Now let’s test this out and see if we can make some predictions!

## Experiment

from sklearn.neighbors import KNeighborsClassifier

knn = KNeighborsClassifier(n_neighbors=1)

X = iris.data
Y = iris.target
knn.fit(X,Y)

KNeighborsClassifier(algorithm='auto', leaf_size=30, metric='minkowski',
metric_params=None, n_neighbors=1, p=2, weights='uniform')


So what we are saying above, is that we have a vector X with corresponding output in vector Y, now train the model w/ these inputs so that we will have a boundary map like the image above that will allow us to make arbitrary predictions.

So for example, say I have a flower w/ these measurements:

sepal length (cm): 3
sepal width (cm): 5
petal length (cm): 4
petal width (cm): 2


If I convert that into a vector and feed it though the model knn it should make a prediction about species.

test_input = [3,5,4,2]

species_id = knn.predict(test_input)
print iris.target_names[species_id]

['virginica']


So, we can say w/ a certain degree of certainty that this random sample test_input is of type virginica

### Measuring Error

Now I keep using the language “with a certain degree of certainty”, etc, in which I’m trying to convey that this an other machine learning/data mining models are only approximations and a degree of error exists. Let’s measure the error of our KNN.

#### Cross Validation w/ Test Train Split

One way we can measure the accuracy of our model is to test it against the data we trained it with. Sci-kit has a convenient function to help us with that.

from sklearn.cross_validation import train_test_split


We’re basically feeding in input for which we KNOW the correct output to measure the error in our model.

In order to do this we will use the train_test_split function which will divide our dataset into 2 parts. The first part will be used to train the model and the second part will be used to test the model.
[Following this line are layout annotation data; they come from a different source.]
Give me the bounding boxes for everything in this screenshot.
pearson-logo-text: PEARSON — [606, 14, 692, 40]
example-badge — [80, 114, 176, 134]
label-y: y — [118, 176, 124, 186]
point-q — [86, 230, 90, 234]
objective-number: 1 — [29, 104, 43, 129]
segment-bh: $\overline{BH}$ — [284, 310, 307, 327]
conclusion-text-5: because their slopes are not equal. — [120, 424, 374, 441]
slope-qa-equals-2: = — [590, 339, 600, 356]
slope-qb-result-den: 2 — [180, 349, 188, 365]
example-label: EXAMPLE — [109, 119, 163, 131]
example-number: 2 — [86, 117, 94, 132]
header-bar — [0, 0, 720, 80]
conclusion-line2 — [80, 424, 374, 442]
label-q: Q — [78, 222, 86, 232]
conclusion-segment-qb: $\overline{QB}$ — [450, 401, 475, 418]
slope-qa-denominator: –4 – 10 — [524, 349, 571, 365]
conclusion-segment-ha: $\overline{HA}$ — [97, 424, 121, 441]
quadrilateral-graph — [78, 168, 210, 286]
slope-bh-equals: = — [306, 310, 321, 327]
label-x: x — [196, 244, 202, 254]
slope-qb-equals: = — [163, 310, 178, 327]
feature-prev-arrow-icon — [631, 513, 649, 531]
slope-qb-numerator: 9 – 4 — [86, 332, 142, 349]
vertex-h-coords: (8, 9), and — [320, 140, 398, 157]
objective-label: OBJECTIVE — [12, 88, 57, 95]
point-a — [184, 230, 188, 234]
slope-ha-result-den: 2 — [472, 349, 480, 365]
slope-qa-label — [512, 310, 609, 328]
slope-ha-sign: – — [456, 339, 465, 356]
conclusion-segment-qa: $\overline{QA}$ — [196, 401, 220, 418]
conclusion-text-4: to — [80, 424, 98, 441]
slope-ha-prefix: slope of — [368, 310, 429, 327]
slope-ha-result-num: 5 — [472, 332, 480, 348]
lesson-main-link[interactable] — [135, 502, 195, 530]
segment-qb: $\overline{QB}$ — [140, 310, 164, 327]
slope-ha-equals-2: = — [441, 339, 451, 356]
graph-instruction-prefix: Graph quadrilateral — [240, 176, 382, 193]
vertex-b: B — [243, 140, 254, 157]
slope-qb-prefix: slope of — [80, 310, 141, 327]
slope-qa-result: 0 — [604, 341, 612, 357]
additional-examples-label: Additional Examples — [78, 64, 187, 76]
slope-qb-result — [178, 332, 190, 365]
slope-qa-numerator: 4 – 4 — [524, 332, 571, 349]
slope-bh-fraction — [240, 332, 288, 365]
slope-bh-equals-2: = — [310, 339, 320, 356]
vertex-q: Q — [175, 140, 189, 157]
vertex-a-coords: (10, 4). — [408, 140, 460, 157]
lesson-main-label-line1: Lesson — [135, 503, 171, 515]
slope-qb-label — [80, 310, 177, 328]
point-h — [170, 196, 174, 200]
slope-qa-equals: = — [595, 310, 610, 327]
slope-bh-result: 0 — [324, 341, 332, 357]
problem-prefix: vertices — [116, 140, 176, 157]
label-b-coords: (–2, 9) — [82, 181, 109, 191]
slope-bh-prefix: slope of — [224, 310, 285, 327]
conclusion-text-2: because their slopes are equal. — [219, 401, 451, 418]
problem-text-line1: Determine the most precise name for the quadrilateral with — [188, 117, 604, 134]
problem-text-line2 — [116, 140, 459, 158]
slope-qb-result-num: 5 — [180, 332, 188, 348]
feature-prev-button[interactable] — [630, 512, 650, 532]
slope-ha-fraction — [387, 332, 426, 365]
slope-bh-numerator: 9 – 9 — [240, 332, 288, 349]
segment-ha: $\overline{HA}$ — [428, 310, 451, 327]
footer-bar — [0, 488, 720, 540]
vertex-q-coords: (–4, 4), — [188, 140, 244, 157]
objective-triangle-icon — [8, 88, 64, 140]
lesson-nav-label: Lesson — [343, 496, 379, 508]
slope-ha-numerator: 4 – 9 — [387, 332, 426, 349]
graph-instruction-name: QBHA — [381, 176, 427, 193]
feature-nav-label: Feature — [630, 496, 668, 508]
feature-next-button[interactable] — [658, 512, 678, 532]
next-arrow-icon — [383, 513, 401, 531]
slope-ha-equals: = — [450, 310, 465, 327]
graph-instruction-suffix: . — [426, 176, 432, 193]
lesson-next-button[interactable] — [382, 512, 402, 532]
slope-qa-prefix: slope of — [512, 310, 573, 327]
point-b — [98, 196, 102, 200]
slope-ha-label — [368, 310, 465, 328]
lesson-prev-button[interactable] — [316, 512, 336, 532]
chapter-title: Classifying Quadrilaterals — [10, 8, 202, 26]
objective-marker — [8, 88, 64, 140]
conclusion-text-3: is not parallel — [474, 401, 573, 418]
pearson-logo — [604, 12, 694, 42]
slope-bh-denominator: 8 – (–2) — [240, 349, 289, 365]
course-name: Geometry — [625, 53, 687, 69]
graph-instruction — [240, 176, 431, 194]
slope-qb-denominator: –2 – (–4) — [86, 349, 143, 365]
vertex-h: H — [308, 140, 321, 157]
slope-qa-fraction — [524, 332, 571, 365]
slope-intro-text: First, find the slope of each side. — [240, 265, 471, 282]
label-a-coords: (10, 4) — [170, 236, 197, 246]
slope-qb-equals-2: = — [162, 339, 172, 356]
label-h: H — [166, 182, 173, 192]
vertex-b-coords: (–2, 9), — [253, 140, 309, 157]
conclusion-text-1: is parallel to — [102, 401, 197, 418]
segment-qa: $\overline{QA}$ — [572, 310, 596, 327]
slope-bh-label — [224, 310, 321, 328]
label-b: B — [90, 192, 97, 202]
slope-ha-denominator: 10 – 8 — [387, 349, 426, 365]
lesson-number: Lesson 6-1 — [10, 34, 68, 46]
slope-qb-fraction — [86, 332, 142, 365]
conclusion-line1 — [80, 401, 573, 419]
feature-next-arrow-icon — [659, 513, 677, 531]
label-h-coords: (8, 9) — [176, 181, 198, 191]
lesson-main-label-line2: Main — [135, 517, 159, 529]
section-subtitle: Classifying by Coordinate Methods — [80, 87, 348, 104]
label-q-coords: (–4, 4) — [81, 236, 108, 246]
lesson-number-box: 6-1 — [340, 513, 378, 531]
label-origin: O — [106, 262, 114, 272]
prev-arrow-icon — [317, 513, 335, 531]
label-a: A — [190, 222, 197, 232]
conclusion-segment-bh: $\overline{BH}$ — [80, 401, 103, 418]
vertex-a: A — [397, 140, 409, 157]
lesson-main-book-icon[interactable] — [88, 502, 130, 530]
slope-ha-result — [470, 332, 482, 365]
X_train, X_test, Y_train, Y_test = train_test_split(X,Y, test_size=0.4, random_state=4)
actual = Y_test


Now train the model w/ the new data:

knn = KNeighborsClassifier(n_neighbors=1)
knn.fit(X_train, Y_train)
expected = knn.predict(X_test) #predictions


Now what we could do is to feed in all all the test data in X_test and compare the results to the known answers in Y_test and then measure the error, which is the difference between the expected answer and the actual answer. Then we could compute some type of error function, such as mean-squared-error, etc.

But even more convenient, Sci-kit has a metrics library that will automate a lot of this:

import sklearn.metrics
score_1 = metrics.accuracy_score(actual, expected)
score_1

0.94999999999999996

##### Lower Error Rate

Our model has an accuracy of .94 where 1 is the max. I don’t have anything relative to compare it to but it seems pretty accurate. There are lots of settings in the KNN model, such as the K value, that we can adjust to get a higher acceptance rate. If you noticed, the first time we instantiated KNeighborsClassifier we chose a setting of n_neighbors=1 with no discussion. Lets iterate 1-26 and see if we can’t lower the error rate:

import matplotlib.pyplot as plt
%matplotlib inline

scores = []
k_range = range(1,26)
for k in k_range:
knn=KNeighborsClassifier(n_neighbors=k)
knn.fit(X_train, Y_train)
actual = knn.predict(X_test)
scores.append(metrics.accuracy_score(Y_test, actual))

plt.xlabel('Value of K for KNN')
plt.ylabel('Testing Accuracy')
plt.plot(k_range, scores)

[<matplotlib.lines.Line2D at 0x10e785ad0>]


It looks like if we choose a K value of 20 our model should be the most accurate. Lets see if we adjust our K can we get a higher score than the last score score_1 of: 0.94999999999999996

knn = KNeighborsClassifier(n_neighbors=20)
knn.fit(X_train, Y_train)
expected = knn.predict(X_test)
score_2 = metrics.accuracy_score(actual, expected)
score_2

0.98333333333333328

(score_1-score_2)/score_1

-0.035087719298245605


It’s only a 3.5% decrease in error, but considering it’s so close to 1 we should be happy that our model is predicting flowers at a reasonable error rate.